I'm really looking forward to trying this tool out. The HTML engine provided with Inky is relatively new, so to customize it with support for game saves and different layouts looks like it might be complicated. But it should still be good for smaller games. I will try using it for the minicomp to see how well it works.


  1. Hi Lost Trout
    Strangely I just downloaded inky today and had a look at it as an alternative to Twine but quickly came to the conclusion that it would take a fair bit of effort to get familiar with it. I also came across another editor called Chronicler which is similar to Twine in that it has a graphical flowcharty sort of interface.

    I've also been playing with inklewriter a simplified online version of ink. This seems ideal for the mini-comp game that I've been flirting with but I'm concerned that as you can only publish and play online (as far as I can see there is no way to download your files) they may not approve of the adult content so the game will be removed, so it might be back to Twine.
    Cheers noweherecity24

    1. Many people find Twine easier to start with because having boxes with lines between them makes it easier to visualize what's going on.

      I found that once I had a lot of passages or anything involving programming, Twine quickly became too cumbersome to use. Making passages is a lot of work in Twine too, so it encourages authors to make long passages with few choices. With Inky, choices are so easy that I found I was writing games with more choices and shorter passages.

      Technically, Inky can be used just like Twine's Twee mode. The documentation for Inky isn't well-suited for beginners though.

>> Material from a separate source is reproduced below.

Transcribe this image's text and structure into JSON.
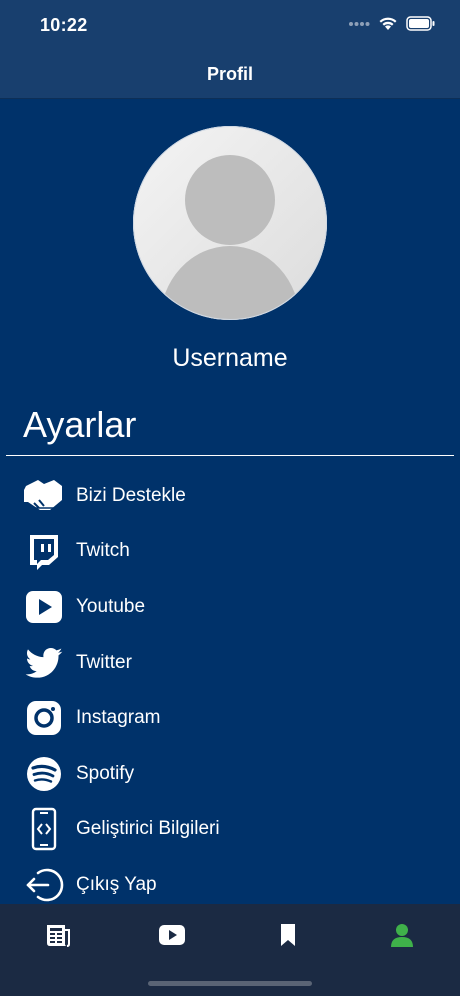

    2. A simple room with choices in Ink would look like this:

      == Room
      You're in a room. What to do?

      + [Go north]
      -> Choice1
      + [Wait]
      -> Room

      + [Leave]
      -> END

      == Choice1
      You go north

      + [Go south]
      -> Room

      That's just like Twine's Twee.

    3. I feel your pain about InkleWriter. I've been curious about InkleWriter too, and I've been wanting to use StoryNexus for a long time, but because it's all online, I don't think they want people to use them for adult content.

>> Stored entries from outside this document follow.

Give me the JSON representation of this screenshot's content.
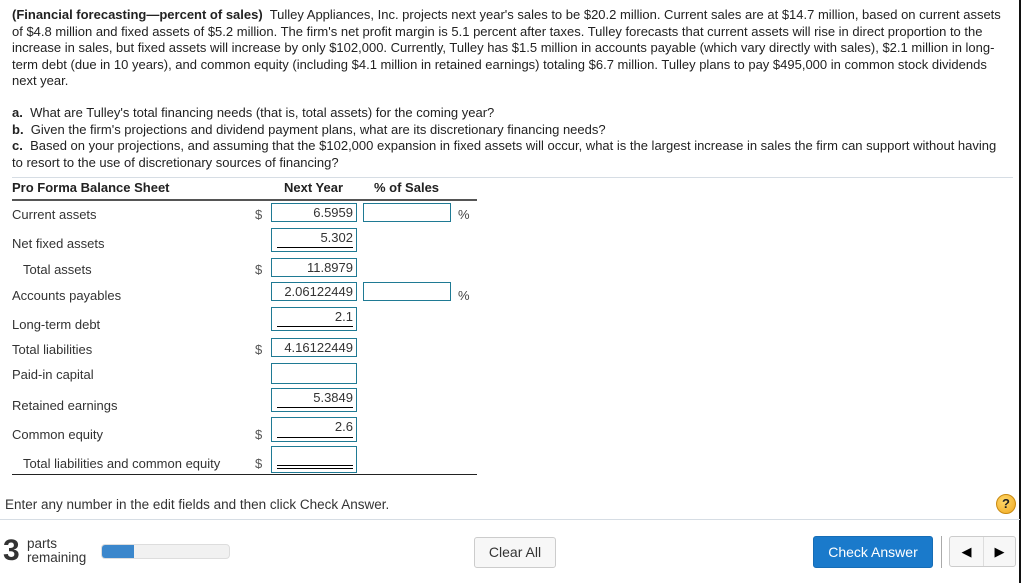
{
  "problem": {
    "title": "(Financial forecasting—percent of sales)",
    "text": "Tulley Appliances, Inc. projects next year's sales to be $20.2 million.  Current sales are at $14.7 million, based on current assets of $4.8 million and fixed assets of $5.2 million.  The firm's net profit margin is 5.1 percent after taxes.  Tulley forecasts that current assets will rise in direct proportion to the increase in sales, but fixed assets will increase by only $102,000.  Currently, Tulley has $1.5 million in accounts payable (which vary directly with sales), $2.1 million in long-term debt (due in 10 years), and common equity (including $4.1 million in retained earnings) totaling $6.7 million.  Tulley plans to pay $495,000 in common stock dividends next year."
  },
  "questions": [
    {
      "letter": "a.",
      "text": "What are Tulley's total financing needs (that is, total assets) for the coming year?"
    },
    {
      "letter": "b.",
      "text": "Given the firm's projections and dividend payment plans, what are its discretionary financing needs?"
    },
    {
      "letter": "c.",
      "text": "Based on your projections, and assuming that the $102,000 expansion in fixed assets will occur, what is the largest increase in sales the firm can support without having to resort to the use of discretionary sources of financing?"
    }
  ],
  "balance_sheet": {
    "headers": {
      "label": "Pro Forma Balance Sheet",
      "next_year": "Next Year",
      "pct_sales": "% of Sales"
    },
    "currency": "$",
    "pct_symbol": "%",
    "rows": [
      {
        "label": "Current assets",
        "value": "6.5959",
        "pct_value": ""
      },
      {
        "label": "Net fixed assets",
        "value": "5.302"
      },
      {
        "label": "Total assets",
        "value": "11.8979"
      },
      {
        "label": "Accounts payables",
        "value": "2.06122449",
        "pct_value": ""
      },
      {
        "label": "Long-term debt",
        "value": "2.1"
      },
      {
        "label": "Total liabilities",
        "value": "4.16122449"
      },
      {
        "label": "Paid-in capital",
        "value": ""
      },
      {
        "label": "Retained earnings",
        "value": "5.3849"
      },
      {
        "label": "Common equity",
        "value": "2.6"
      },
      {
        "label": "Total liabilities and common equity",
        "value": ""
      }
    ]
  },
  "footer": {
    "instruction": "Enter any number in the edit fields and then click Check Answer.",
    "help_label": "?",
    "parts_count": "3",
    "parts_label_1": "parts",
    "parts_label_2": "remaining",
    "progress_fraction": 0.25,
    "clear_all": "Clear All",
    "check_answer": "Check Answer",
    "prev_glyph": "◀",
    "next_glyph": "▶"
  }
}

  2. Another neat trick in Ink is that the story engine is designed to be embedded in other games. So if you're making a procedural story based game, *cough, cough* p4p, Splendid Ostrich, Innoxia *cough, cough* then you can use Inky for story creation and embed Ink's separate story engine in the game to run the story logic during the story sections.

  3. Hi Lost Trout,
    Your first reply about choices is spot on, with Twine I tend to write lots of long passages that just overwhelm with text but in Inklewriter because choices are easy my writing is tighter. Also handling variables appears fairly easy in Inklewriter.

    So now I'm actually writing my mini-comp game in Inklewriter and then planning to transfer to Twine once completed.

    I've never used Twee and even though I understand your inky example I still think I would get confused doing the structure.

    This year I'm keen to have a better effort in the mini-comp than my last disaster so I'm going to try and keep is simple.